Trust & Threat Model#

In practice, the parties don’t need unrestricted review of each other’s proprietary source code before reaching agreement. They agree on signed artifacts, measured builds, allowed network paths, logging rules, attestation evidence, and the key-release policy that ties them all together. High-assurance deployments, especially anywhere code handles regulated payloads, may still call for source review, third-party audit, SBOM review, or reproducible-build evidence.

The model provider distributes encrypted model artifacts and defines who may run them. A key-release authority releases model keys only to workloads that present valid attestation evidence matching that policy. The enterprise data owner controls which inputs are sent into the attested workload, where outputs are delivered, and how outputs and logs are retained.

This figure maps those responsibilities to administrative domains.

_images/coco-trust-and-responsibility-model.png

Figure 4 CoCo task workflow for attestation and workflow deployment#

Table 3: CoCo Trust and Responsibility Model

Figure step

Diagram element

What it means

1

Model release policy

Model owner defines approved measurements and release conditions.

2

Enterprise data policy

Enterprise data owner controls callers, input/output paths, egress, logs, and retention.

3

Assurance authority

Key-release authority owns reference values, collateral, and release audits.

4

Kubernetes operation

OEM or platform operator provides cluster, nodes, firmware, networking and storage.

5

Model-key gate

Model weights become readable only inside the measured confidential workload and protected GPU session.

6

Request path

Enterprise requests traverse approved ingress, service, and NetworkPolicy controls.

7

Assurance gate

Evidence verification and key release replace direct platform trust.

Table 4: Persona Trust and Controls

Party

Owns or controls

Trusted for

Not trusted with

Model provider

Model weights, serving code, workload image, encrypted artifacts, model-key policy, approved measurements

Defining the approved workload and protecting model IP

Enterprise infrastructure administration, enterprise data stores, or platform logs

Enterprise data owner

Data-handling policy, approved users, retention policy, business risk acceptance

Defining what data may enter the service and what operational data may be logged or retained

Unencrypted model weights, model keys, or model internals

CC software provider

Confidential containers runtime, guest image or initrd, attestation components, Trustee/KBS integration, GPU integration, measurement tooling, support matrix, failure signals

Correct confidential-computing implementation, verifiable measurements, patching, and key-release enforcement

Unencrypted model weights, enterprise payloads, or platform administration unless explicitly contracted

Platform operator

Kubernetes cluster, worker nodes, firmware, GPU mode, runtime class, networking, storage, monitoring, SIEM, data paths, incident response, change control

Availability, correct scheduling mechanics, approved platform operation, and logs that exclude sensitive payloads

Unencrypted model weights, model keys, or decrypted runtime memory

Application or agent developer

Gateway, application logic, user experience, prompt handling, authorization, retention controls

Implementing application behavior, authorization, and logging under enterprise data policy

Model-provider keys or unencrypted model weights

Key-release authority

Reference values, verifier policy, key-release policy, KMS/HSM configuration

Correct policy enforcement and audit

Kubernetes or node administration by default

End user

Prompts, files, audio, images, or other inputs

Supplying authorized inputs to approved application endpoints

Model internals or administrative control

What this protects against: a cluster or node admin reading confidential guest memory, an attacker pulling unencrypted weights off node storage, key extraction from standard Kubernetes or VM secret stores, and standard debugging or administrative tools attached to the confidential workload.

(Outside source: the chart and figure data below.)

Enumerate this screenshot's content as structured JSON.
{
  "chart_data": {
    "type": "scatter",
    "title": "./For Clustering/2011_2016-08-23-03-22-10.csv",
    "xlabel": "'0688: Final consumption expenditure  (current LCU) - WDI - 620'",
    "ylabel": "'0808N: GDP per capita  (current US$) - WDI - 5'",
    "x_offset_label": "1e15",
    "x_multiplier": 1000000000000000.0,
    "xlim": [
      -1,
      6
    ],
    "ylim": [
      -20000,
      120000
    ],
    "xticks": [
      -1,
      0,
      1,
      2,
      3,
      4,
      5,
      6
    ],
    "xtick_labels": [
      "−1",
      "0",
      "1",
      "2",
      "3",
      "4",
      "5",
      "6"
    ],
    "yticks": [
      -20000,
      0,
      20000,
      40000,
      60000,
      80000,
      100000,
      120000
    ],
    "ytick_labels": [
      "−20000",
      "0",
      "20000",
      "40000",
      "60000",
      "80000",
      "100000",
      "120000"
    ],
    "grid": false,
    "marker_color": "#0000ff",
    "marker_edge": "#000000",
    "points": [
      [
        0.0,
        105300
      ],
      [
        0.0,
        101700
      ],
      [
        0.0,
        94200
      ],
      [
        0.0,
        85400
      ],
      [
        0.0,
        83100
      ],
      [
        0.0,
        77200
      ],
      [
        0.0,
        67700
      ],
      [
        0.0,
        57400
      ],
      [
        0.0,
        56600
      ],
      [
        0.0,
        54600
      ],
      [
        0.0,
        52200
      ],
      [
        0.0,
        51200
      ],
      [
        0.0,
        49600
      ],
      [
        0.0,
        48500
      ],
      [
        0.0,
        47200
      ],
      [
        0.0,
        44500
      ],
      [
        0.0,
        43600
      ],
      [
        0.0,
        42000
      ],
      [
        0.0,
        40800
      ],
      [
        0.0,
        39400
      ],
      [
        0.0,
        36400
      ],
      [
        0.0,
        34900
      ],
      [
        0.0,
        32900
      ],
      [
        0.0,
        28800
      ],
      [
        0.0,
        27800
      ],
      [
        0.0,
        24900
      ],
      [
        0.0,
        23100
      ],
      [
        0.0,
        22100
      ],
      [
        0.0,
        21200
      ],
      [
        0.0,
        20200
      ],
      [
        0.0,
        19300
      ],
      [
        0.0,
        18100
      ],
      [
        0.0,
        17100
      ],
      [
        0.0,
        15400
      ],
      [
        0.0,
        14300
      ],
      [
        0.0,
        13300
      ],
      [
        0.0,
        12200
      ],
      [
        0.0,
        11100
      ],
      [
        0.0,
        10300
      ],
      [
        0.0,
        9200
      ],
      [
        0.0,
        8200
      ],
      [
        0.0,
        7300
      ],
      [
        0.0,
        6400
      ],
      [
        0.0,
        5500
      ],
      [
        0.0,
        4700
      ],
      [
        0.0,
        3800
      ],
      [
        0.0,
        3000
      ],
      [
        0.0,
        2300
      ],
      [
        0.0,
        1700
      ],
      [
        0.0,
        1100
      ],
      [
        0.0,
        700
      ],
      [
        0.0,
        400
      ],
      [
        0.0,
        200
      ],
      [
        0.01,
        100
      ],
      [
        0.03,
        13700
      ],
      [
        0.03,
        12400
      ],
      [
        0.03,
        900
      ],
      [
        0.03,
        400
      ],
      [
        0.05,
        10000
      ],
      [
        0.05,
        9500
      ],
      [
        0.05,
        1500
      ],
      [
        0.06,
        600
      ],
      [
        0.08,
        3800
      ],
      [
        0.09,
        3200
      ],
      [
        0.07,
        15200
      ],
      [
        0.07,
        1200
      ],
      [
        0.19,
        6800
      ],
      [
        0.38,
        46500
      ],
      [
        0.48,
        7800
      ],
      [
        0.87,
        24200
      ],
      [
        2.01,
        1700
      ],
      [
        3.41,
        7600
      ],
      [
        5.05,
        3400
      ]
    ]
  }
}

More broadly, anyone with privileged platform access, including cluster, host, storage, network, and support teams, shouldn’t be able to see model weights, model keys, or decrypted runtime memory through normal platform control.

What it doesn’t: a malicious workload image supplied by the model provider, vulnerable inference code inside the confidential pod, payload logging by the application itself, a compromised attestation or key-release administrator, side channels, or physical attack. The platform operator stays trusted for availability. They can still delete the pod, cordon the node, block the network, or refuse to schedule the workload. Confidential computing isn’t a defense against denial of service.